Para prajurit baret hijau Westerling tak kalah kejam dari komandannya. Mereka membunuh dan memperkosa rakyat. Ironisnya, sebagian besar prajurit baret hijau itu bukan orang bule, tapi mereka Londo Ireng. Serdadu baret hijau itu sangat loyal pada Westerling. Bahkan tidak hanya rakyat Sulawesi, sesama tentara Belanda yang asli bule pun takut pada Westerling. Mereka merasa apa yang dilakukan Westerling terlalu brutal.
Aksi brutal pasukan baret hijau ini bukan tanpa sebab. Sejak awal proklamasi kemerdekaan 1945, pemerintah Republik Indonesia telah mengangkat Dr Ratu Langi sebagai gubernur dengan kedudukan di Makasar. Untuk menampung aspirasi pemuda, Sam Ratu Langi membentuk PPNI (Pusat Pemuda Nasional Indonesia dipimpin Manai Sophian.
Pasukan Australia yang mendarat di Makasar secara tidak langsung ikut terlibat atas kekejaman Westerling ini. Sebab pasukan Australia membonceng NICA dan kemudian mendirikan pemerintahan sipil di Makasar. Sehingga antara pemuda dan tentara Belanda yang didukung sekutu sering terjadi ketegangan di lapangan. Belanda benar benar bermaksud melakukan politik pecah belah, dengan cara mempengarui beberapa tokoh daerah agar menolak pemerintahan republik.
Menyadari cara Belanda membahayakan kelangsungan pemerintahan Republik Indonesia, beberapa pemuda pelajar seperti A Rivai, Paersi, dan Wolter Mongisidi selaku pimpinan angkatan muda pelajar melakuan usul kepada PPNI supaya melakukan perlawanan fisik. Mereka kemudian melakukan perebutan tempat-tempat strategis di Kota Makasar yang sebelumnya diduduki NICA. Mulai stasiun radio Makasar, tangsi polisi serta Hotel Express.
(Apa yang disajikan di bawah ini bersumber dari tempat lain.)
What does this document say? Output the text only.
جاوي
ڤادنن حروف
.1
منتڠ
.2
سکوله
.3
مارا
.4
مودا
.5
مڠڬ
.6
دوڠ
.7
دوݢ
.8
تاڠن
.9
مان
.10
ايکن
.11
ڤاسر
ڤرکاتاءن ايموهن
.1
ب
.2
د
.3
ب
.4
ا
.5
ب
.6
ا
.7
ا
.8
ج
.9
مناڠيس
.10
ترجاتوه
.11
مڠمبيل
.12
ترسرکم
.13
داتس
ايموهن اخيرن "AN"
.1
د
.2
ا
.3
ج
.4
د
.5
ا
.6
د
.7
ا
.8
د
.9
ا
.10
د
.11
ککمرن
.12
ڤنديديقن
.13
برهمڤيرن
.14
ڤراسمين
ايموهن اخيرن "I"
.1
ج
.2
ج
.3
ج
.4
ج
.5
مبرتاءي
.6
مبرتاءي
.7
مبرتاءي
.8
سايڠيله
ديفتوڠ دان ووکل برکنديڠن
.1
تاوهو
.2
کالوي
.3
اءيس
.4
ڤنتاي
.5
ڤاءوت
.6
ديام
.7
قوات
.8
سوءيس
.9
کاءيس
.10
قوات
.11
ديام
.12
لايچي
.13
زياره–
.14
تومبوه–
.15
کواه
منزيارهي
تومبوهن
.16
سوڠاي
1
Tentara australia yang sebelumnya tidak ikut campur dalam urusan Indonesia dan Belanda akhirnya terlibat dalam pertempuran melawan pasukan republik. Tentara Australia yang sudah terprovokasi NICA melakukan penyerbuan ke markas pemuda di Jongaya. Melihat keadaan yang tidak seimbang, pasukan pemuda memilih melakukan gerilya di luar kota. Pusat pemerintahan juga dipindah ke Watampone, serta kegiatan PPNI kemudian dipindahkan ke Polong Bangkeng. Suatu perlawanan dengan tujuan mencoba menduduki Kota Makasar dilakukan pada 26 Desember 1945, namun serangan itu mengalami kegagalan.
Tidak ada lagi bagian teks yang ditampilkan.